Ansonsten hat er ein schönes Gesicht mit einer graden Nase und ebenmäßiger Haut. Er sieht gut aus. Ich denke: Ich könnte zu ihm gehen, wenn er schläft und ihm wieder sachte ins Ohr singen bis er das Bewusstsein verliert. Anschließend bräuchte ich nichts weiter zu tun als seinen Körper ins Wasser zu wuchten und die Wellen würden sich um alles Weitere kümmern. Es wäre sehr sanft, sehr human, er würde nichts merken, er wäre ja bewusstlos. Die Sirenen würden seine Leiche irgendwann finden und fressen, oder vielleicht auch nicht. Er wäre auf jeden Fall tot und ich wäre gerettet.

James erzählt weiter. Von Städten mit Namen wie Toronto und Quebec, in denen Millionen von Menschen leben. Ich versuche mir das vorzustellen. Es gelingt mir nicht. Schon nach dem Ritual aufzuwachen und keine der Frauen um mich herum wiederzuerkennen hat sich wie Folter angefühlt. Jeden Tag hunderte Fremde zu sehen? Unter ihnen zu leben? Wie musste das sein?

,,Kanada ist eigentlich eine Monarchie, das heißt wir haben tatsächlich einen König. Er heißt Charles der Dritte. Eigentlich ist das Land aber eine parlamentarische Demokratie, weißt du was das ist?"

Ich schüttle den Kopf. Irgendwie habe ich den Eindruck das James inzwischen einfach runterrattert was ihm mal jemand anderes erzählt hat.

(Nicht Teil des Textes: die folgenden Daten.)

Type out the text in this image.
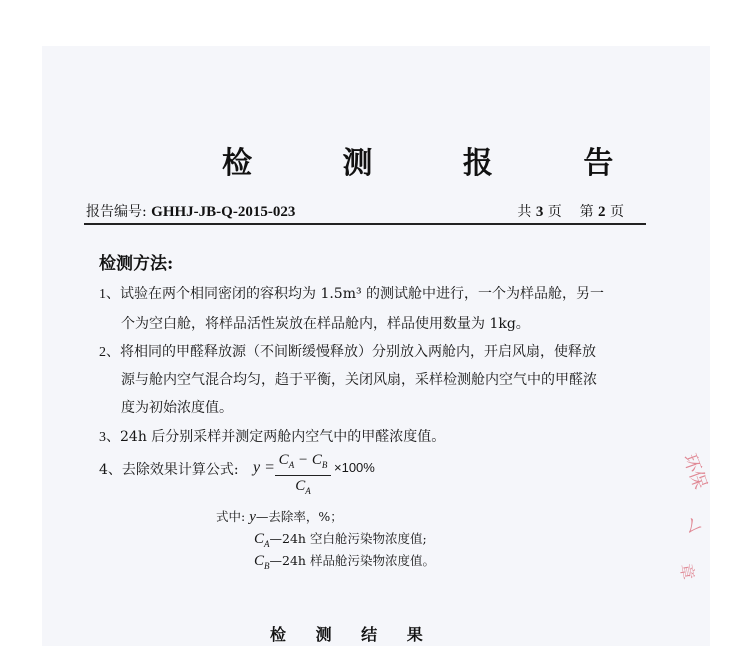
检 测 报 告
报告编号: GHHJ-JB-Q-2015-023	共 3 页 第 2 页
检测方法:
1、试验在两个相同密闭的容积均为 1.5m³ 的测试舱中进行，一个为样品舱，另一
个为空白舱，将样品活性炭放在样品舱内，样品使用数量为 1kg。
2、将相同的甲醛释放源（不间断缓慢释放）分别放入两舱内，开启风扇，使释放
源与舱内空气混合均匀，趋于平衡，关闭风扇，采样检测舱内空气中的甲醛浓
度为初始浓度值。
3、24h 后分别采样并测定两舱内空气中的甲醛浓度值。
4、去除效果计算公式: $y = C_A - C_B$
$C_A$
×100%
式中: y—去除率，%；
$C_A—24h$ 空白舱污染物浓度值;
$C_B—24h$ 样品舱污染物浓度值。
环保
ㄥ
章
检 测 结 果
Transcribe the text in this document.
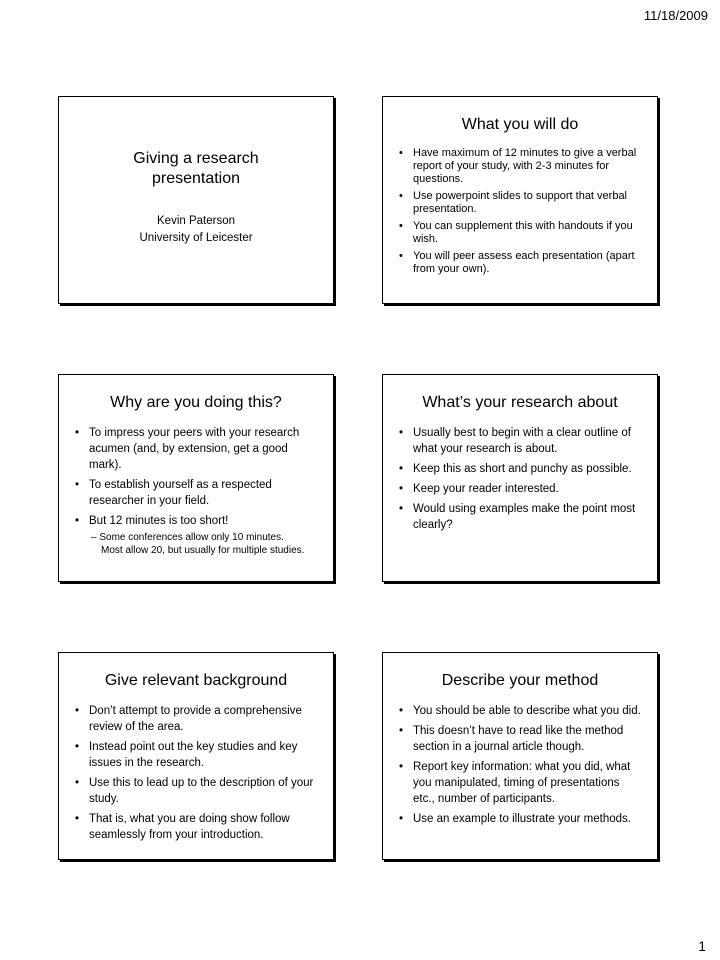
11/18/2009
Giving a research
presentation
Kevin Paterson
University of Leicester
What you will do
• Have maximum of 12 minutes to give a verbal report of your study, with 2-3 minutes for questions.
• Use powerpoint slides to support that verbal presentation.
• You can supplement this with handouts if you wish.
• You will peer assess each presentation (apart from your own).
Why are you doing this?
• To impress your peers with your research acumen (and, by extension, get a good mark).
• To establish yourself as a respected researcher in your field.
• But 12 minutes is too short!
– Some conferences allow only 10 minutes.
Most allow 20, but usually for multiple studies.
What’s your research about
• Usually best to begin with a clear outline of what your research is about.
• Keep this as short and punchy as possible.
• Keep your reader interested.
• Would using examples make the point most clearly?
Give relevant background
• Don’t attempt to provide a comprehensive review of the area.
• Instead point out the key studies and key issues in the research.
• Use this to lead up to the description of your study.
• That is, what you are doing show follow seamlessly from your introduction.
Describe your method
• You should be able to describe what you did.
• This doesn’t have to read like the method section in a journal article though.
• Report key information: what you did, what you manipulated, timing of presentations etc., number of participants.
• Use an example to illustrate your methods.
1
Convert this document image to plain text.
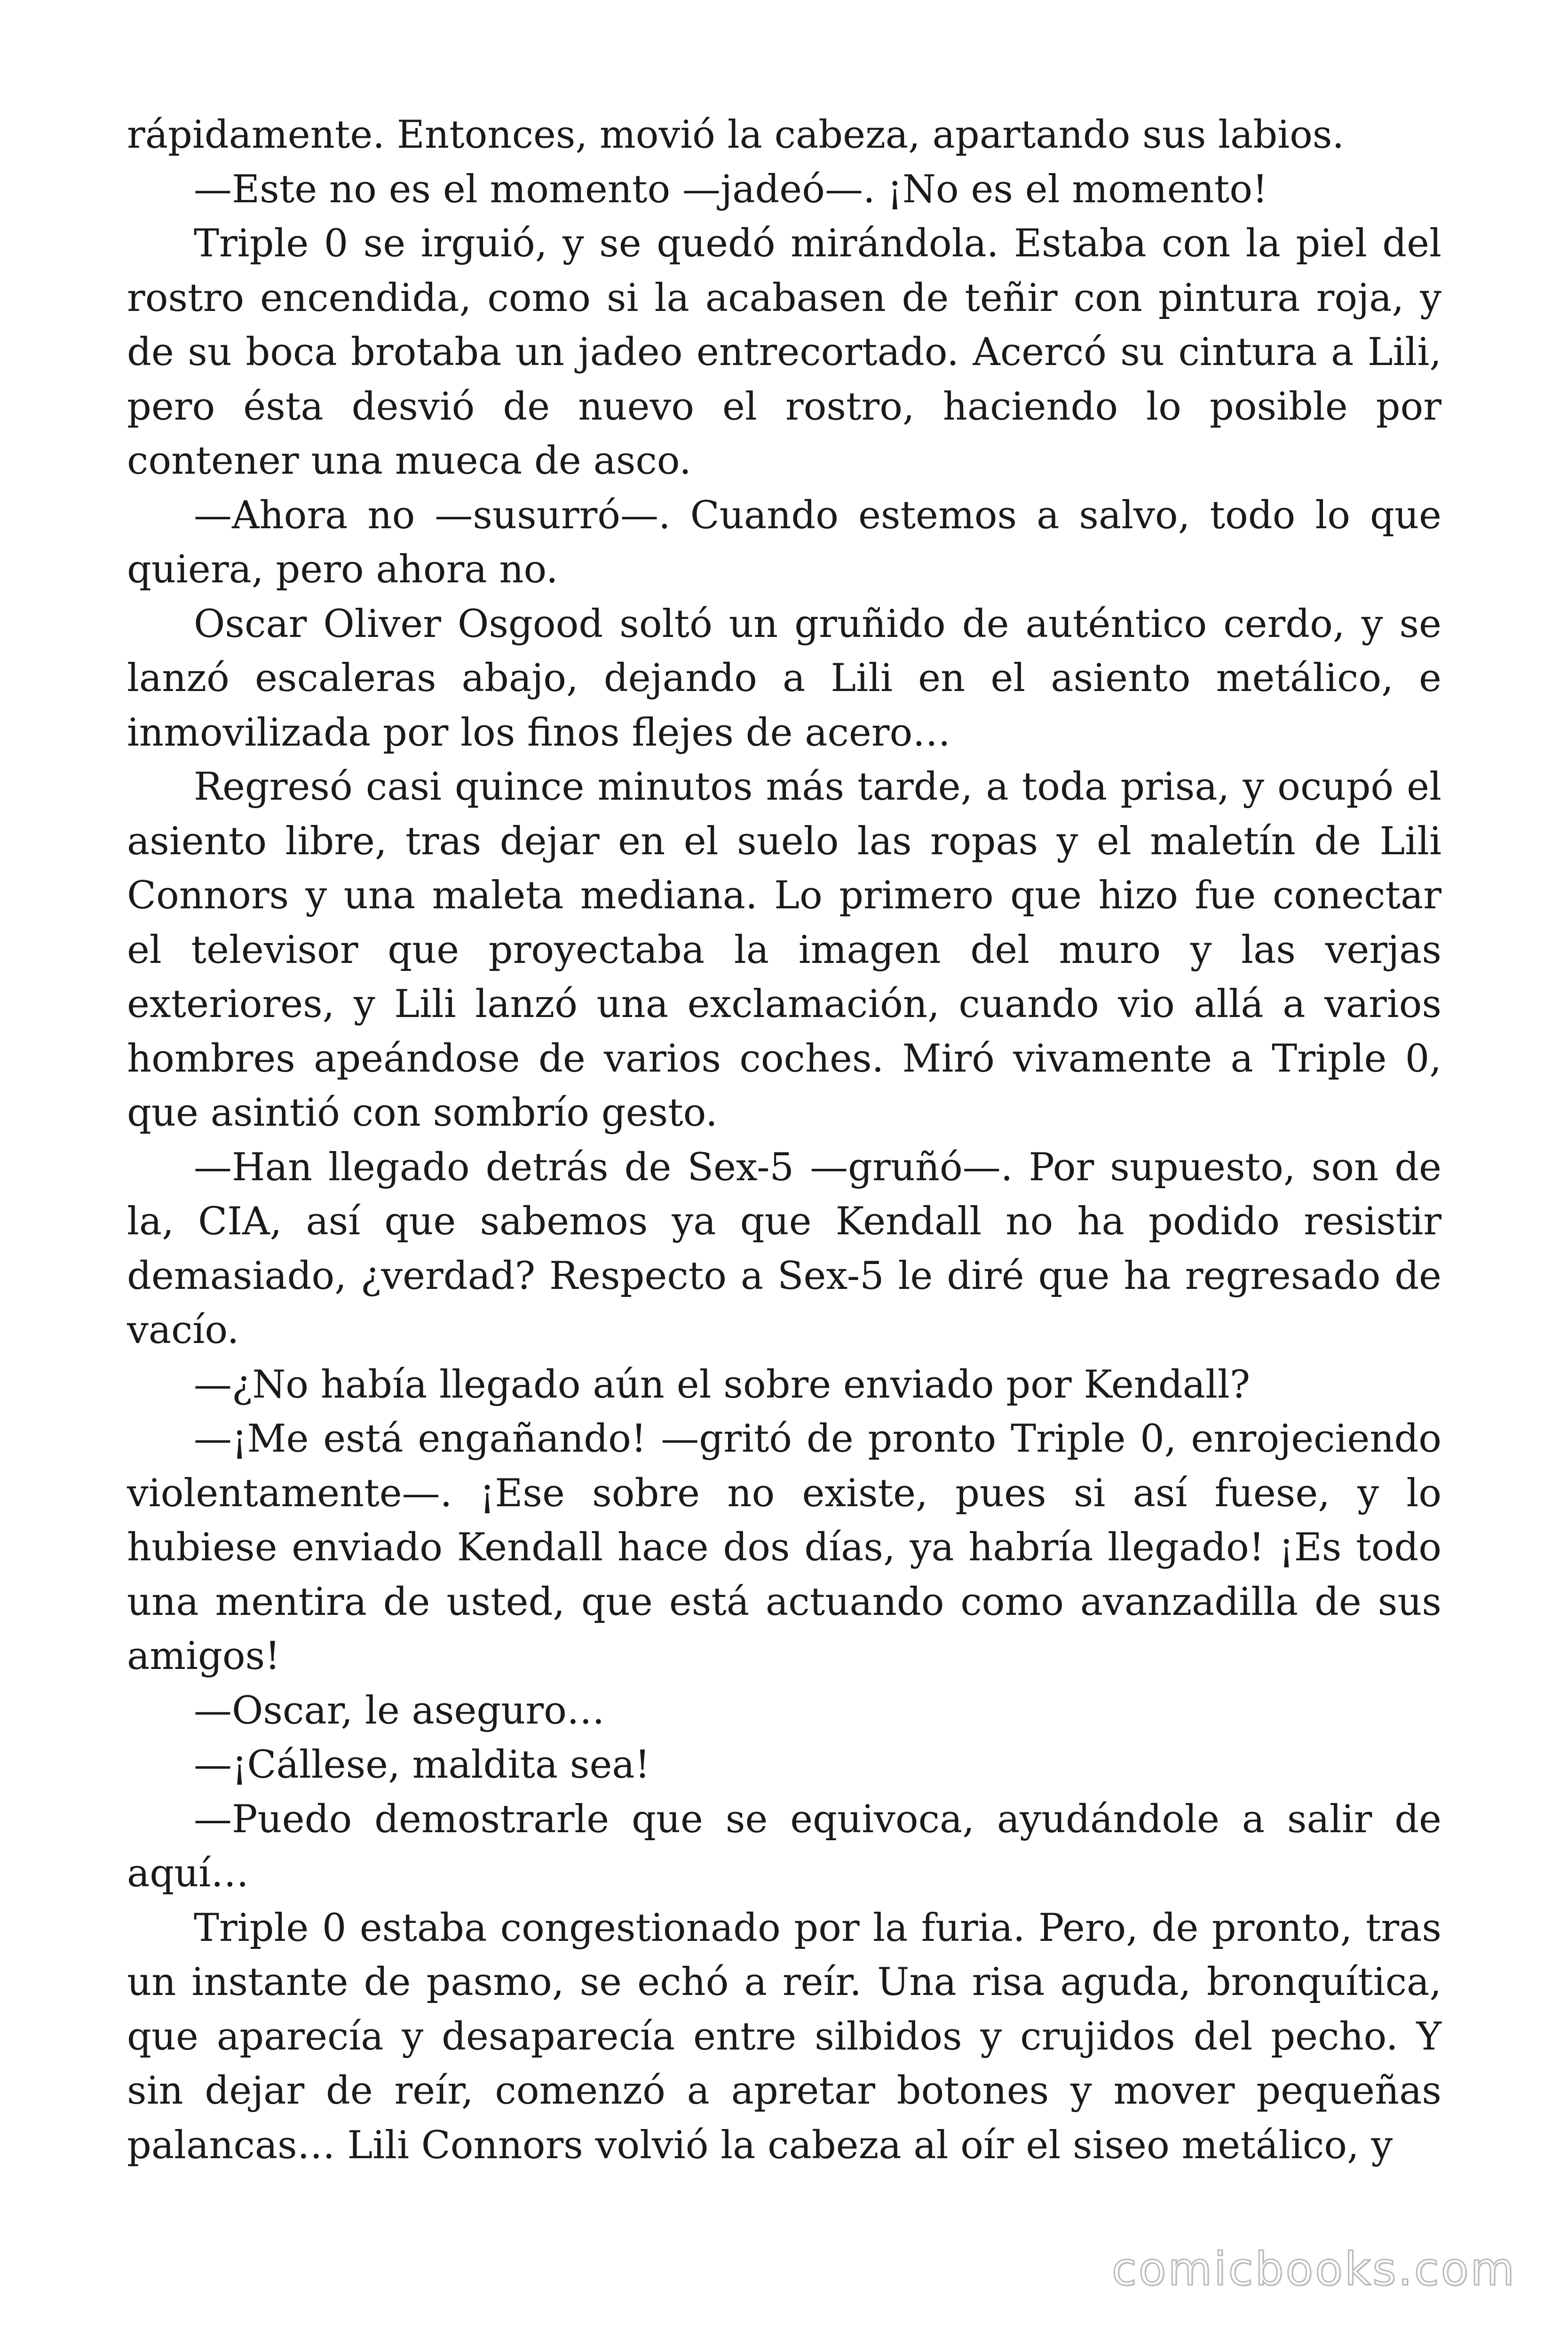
rápidamente. Entonces, movió la cabeza, apartando sus labios.

—Este no es el momento —jadeó—. ¡No es el momento!

Triple 0 se irguió, y se quedó mirándola. Estaba con la piel del rostro encendida, como si la acabasen de teñir con pintura roja, y de su boca brotaba un jadeo entrecortado. Acercó su cintura a Lili, pero ésta desvió de nuevo el rostro, haciendo lo posible por contener una mueca de asco.

—Ahora no —susurró—. Cuando estemos a salvo, todo lo que quiera, pero ahora no.

Oscar Oliver Osgood soltó un gruñido de auténtico cerdo, y se lanzó escaleras abajo, dejando a Lili en el asiento metálico, e inmovilizada por los finos flejes de acero…

Regresó casi quince minutos más tarde, a toda prisa, y ocupó el asiento libre, tras dejar en el suelo las ropas y el maletín de Lili Connors y una maleta mediana. Lo primero que hizo fue conectar el televisor que proyectaba la imagen del muro y las verjas exteriores, y Lili lanzó una exclamación, cuando vio allá a varios hombres apeándose de varios coches. Miró vivamente a Triple 0, que asintió con sombrío gesto.

—Han llegado detrás de Sex-5 —gruñó—. Por supuesto, son de la, CIA, así que sabemos ya que Kendall no ha podido resistir demasiado, ¿verdad? Respecto a Sex-5 le diré que ha regresado de vacío.

—¿No había llegado aún el sobre enviado por Kendall?

—¡Me está engañando! —gritó de pronto Triple 0, enrojeciendo violentamente—. ¡Ese sobre no existe, pues si así fuese, y lo hubiese enviado Kendall hace dos días, ya habría llegado! ¡Es todo una mentira de usted, que está actuando como avanzadilla de sus amigos!

—Oscar, le aseguro…

—¡Cállese, maldita sea!

—Puedo demostrarle que se equivoca, ayudándole a salir de aquí…

Triple 0 estaba congestionado por la furia. Pero, de pronto, tras un instante de pasmo, se echó a reír. Una risa aguda, bronquítica, que aparecía y desaparecía entre silbidos y crujidos del pecho. Y sin dejar de reír, comenzó a apretar botones y mover pequeñas palancas… Lili Connors volvió la cabeza al oír el siseo metálico, y

comicbooks.com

,,Okay. Also eine parlamentarische Demokratie ist ein System in dem das Volk die Regierung indirekt bestimmt, indem es Vertreter in ein sogenanntes Parlament wählt..."

James erklärt es mir weiter, aber ich höre nicht weiter zu. Ich denke: Morgen werde ich es tun. Je schneller, desto besser. Oder in ein paar Tagen. Ein schmerzhaftes Kribbeln macht sich in meinen Eingeweiden breit. Ich muss schlucken. In ein paar Tagen, beschließe ich. In ein paar Tagen werde ich James umbringen.

Aber erst muss er mir noch ein bisschen mehr von der Welt erzählen.